How to manually pass datasets, sessions, cookies, proxies between Requests?
It might be obvious but have not been able to figure this out, nor in the documentation nor in the forums.
I want to manually manage my datasets and session, but I want to make a Request use a session I have created and to pass on the dataset to the handler of the request.
I know I could pass on using the userData, or I could create it in a different file and simply import it, but these seem like the wrong approaches.
6 Replies
stormy-gold•3y ago
For datasets - you could open e.g. several named datasets, and then just save depending on some condition to one or another. For sessionPool - you could also provide e.g. createSessionFunction of sessionPoolOptions - https://crawlee.dev/api/core/interface/SessionPoolOptions#createSessionFunction
You could also use BasicCrawler https://crawlee.dev/api/basic-crawler and explicitly call the request, mark session good/bad, etc
but I guess the main question is - what exactly are you trying to achieve?
multiple-amethyst•3y ago
dataset management should be separate logic imho, since its not related to the way how you making requests; cookies per raw request always in headers, so if you want to keep i.e. doing requests as logged user then find auth cookies and reuse them
fascinating-indigoOP•3y ago
Honestly, I just want to make sure I am using the authentication cookies with the same proxy in the same session. Since i don't know how exactly Crawlee handles the session, Request is called.
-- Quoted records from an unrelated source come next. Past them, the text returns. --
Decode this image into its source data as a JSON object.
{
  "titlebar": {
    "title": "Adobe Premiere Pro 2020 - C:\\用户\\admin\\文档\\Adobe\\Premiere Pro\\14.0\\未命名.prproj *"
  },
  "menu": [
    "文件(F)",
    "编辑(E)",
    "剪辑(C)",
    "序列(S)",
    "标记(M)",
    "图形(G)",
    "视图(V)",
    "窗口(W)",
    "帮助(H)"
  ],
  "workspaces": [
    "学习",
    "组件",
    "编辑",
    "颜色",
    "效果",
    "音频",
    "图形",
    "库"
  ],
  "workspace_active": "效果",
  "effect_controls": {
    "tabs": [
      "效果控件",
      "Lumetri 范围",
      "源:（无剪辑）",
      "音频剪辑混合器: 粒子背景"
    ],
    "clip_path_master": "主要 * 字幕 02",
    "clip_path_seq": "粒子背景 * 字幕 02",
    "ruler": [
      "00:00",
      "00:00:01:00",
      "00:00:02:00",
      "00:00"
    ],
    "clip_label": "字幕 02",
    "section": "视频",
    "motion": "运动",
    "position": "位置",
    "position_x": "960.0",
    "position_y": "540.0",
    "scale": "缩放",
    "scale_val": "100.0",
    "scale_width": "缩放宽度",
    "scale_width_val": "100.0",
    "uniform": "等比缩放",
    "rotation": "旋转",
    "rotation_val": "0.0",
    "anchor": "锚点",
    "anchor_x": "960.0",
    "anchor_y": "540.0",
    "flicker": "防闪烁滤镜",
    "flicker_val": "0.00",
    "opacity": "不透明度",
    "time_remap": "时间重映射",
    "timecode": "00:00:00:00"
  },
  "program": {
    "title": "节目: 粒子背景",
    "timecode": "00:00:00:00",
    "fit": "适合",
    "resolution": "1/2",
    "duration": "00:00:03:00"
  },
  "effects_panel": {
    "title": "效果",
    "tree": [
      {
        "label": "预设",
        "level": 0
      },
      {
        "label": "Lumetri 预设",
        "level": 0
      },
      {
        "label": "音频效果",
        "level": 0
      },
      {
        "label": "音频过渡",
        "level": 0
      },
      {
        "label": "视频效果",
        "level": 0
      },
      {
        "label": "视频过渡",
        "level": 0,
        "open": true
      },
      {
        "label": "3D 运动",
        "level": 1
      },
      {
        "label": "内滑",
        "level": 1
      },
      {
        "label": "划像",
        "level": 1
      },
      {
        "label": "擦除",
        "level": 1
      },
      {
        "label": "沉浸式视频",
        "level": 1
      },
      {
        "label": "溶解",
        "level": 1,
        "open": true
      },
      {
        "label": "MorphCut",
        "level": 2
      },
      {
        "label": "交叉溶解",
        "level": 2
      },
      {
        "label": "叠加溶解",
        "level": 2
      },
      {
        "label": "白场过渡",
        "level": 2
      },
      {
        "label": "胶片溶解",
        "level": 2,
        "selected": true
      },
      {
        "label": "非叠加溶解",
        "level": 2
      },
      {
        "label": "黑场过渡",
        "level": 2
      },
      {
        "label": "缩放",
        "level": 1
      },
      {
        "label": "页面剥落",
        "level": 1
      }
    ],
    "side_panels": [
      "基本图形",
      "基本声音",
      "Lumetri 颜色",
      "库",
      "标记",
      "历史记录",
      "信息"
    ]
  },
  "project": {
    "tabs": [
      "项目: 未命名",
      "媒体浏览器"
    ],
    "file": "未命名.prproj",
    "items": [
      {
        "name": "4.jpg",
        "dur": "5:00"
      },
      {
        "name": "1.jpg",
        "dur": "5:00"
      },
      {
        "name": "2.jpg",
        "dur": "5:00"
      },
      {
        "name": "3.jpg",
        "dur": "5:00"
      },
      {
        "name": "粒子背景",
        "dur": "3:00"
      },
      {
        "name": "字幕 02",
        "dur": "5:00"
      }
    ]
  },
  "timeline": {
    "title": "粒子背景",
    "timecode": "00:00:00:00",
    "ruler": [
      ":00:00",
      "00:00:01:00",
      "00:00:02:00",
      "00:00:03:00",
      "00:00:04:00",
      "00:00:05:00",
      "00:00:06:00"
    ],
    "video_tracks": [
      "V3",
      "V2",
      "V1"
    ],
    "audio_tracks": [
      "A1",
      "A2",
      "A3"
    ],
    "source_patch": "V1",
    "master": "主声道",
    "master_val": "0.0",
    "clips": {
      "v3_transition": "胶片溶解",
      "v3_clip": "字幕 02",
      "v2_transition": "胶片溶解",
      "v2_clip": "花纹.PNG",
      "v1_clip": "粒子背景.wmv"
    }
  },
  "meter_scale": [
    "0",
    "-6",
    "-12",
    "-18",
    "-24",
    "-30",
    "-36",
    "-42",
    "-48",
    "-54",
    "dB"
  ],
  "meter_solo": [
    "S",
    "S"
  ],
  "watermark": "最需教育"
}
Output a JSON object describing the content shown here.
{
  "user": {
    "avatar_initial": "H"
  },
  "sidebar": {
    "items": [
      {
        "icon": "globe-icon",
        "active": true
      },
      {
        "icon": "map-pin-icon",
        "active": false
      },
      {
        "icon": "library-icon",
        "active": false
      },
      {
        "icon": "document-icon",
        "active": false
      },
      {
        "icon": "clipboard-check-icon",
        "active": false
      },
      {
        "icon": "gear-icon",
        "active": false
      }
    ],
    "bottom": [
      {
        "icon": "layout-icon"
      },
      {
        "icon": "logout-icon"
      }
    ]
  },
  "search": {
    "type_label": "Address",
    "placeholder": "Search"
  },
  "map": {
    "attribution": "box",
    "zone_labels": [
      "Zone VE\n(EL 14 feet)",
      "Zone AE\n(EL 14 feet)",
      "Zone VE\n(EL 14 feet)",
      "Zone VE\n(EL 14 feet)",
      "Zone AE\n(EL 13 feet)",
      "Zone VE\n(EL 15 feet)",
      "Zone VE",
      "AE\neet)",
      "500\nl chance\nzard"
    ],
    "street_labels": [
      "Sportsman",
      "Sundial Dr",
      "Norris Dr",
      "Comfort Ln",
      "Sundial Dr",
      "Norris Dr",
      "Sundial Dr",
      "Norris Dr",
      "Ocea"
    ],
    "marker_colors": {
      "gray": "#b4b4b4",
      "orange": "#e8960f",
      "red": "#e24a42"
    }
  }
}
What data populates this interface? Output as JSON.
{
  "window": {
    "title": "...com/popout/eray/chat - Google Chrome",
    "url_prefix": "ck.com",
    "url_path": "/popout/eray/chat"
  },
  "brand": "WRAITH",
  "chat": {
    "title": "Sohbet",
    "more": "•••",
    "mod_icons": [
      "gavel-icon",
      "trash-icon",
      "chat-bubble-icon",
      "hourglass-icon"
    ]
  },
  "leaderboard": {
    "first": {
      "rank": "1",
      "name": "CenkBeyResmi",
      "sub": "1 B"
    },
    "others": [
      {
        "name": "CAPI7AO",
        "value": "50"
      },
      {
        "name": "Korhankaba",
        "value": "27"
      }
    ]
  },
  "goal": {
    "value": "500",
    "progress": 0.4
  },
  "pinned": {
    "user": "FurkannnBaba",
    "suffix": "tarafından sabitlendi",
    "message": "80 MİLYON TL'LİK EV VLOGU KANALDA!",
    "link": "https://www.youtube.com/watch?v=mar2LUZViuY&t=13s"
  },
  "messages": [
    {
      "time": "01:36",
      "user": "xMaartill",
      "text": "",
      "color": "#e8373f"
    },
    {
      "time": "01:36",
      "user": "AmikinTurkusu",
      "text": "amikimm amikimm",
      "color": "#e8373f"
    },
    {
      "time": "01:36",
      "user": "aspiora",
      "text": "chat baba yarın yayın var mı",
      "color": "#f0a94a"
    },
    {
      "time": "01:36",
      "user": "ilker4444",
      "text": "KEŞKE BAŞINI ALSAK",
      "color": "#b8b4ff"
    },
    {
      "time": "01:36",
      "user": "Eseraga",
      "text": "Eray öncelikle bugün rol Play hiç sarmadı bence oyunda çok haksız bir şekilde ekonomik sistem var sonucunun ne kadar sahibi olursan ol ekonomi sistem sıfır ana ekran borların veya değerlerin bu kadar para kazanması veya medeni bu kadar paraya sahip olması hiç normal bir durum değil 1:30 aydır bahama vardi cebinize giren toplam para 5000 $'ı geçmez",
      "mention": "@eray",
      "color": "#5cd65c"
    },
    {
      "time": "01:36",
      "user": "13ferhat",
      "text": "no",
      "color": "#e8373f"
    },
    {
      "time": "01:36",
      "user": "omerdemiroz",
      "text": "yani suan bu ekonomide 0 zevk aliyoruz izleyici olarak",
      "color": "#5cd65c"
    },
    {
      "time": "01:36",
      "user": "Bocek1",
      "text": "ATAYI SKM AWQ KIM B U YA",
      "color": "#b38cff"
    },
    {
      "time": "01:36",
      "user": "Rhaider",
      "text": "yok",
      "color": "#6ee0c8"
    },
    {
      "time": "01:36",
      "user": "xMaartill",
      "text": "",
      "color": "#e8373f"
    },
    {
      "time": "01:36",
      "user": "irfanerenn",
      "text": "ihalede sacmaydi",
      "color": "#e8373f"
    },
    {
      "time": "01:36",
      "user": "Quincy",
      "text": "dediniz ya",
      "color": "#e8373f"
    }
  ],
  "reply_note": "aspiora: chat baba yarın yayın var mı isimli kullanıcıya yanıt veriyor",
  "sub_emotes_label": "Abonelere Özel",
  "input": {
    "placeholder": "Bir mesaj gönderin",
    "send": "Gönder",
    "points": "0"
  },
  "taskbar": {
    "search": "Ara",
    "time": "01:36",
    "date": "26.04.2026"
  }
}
You are absolutely right, the database login make a lot more sense to be separate. I am worried about hitting the sever from diffident proxies which have the same auth cookies
fascinating-indigoOP•3y ago
"Having our cookies and other identifiers used only with a specific IP will reduce the chance of being blocked." https://crawlee.dev/docs/guides/session-management i was trying to do this,
Session Management | Crawlee
How to manage your cookies, proxy IP rotations and more
fascinating-indigoOP•3y ago
The documentation is very good at explain how to use every class separately but doe snot provide example of how to use it in the crawler
stormy-gold•3y ago
in crawlers
session
is part of the crawlingContext
. Also you could provide sessionPoolOptions
, where you can specify the session options, createSesssionFunction, etc. You could even specify one session to make sure you're going with only 1 IP, or specify that session should be retired let's say after 500 request, etc. Do you need to use only 1 account and thus you want to use only one session all the time?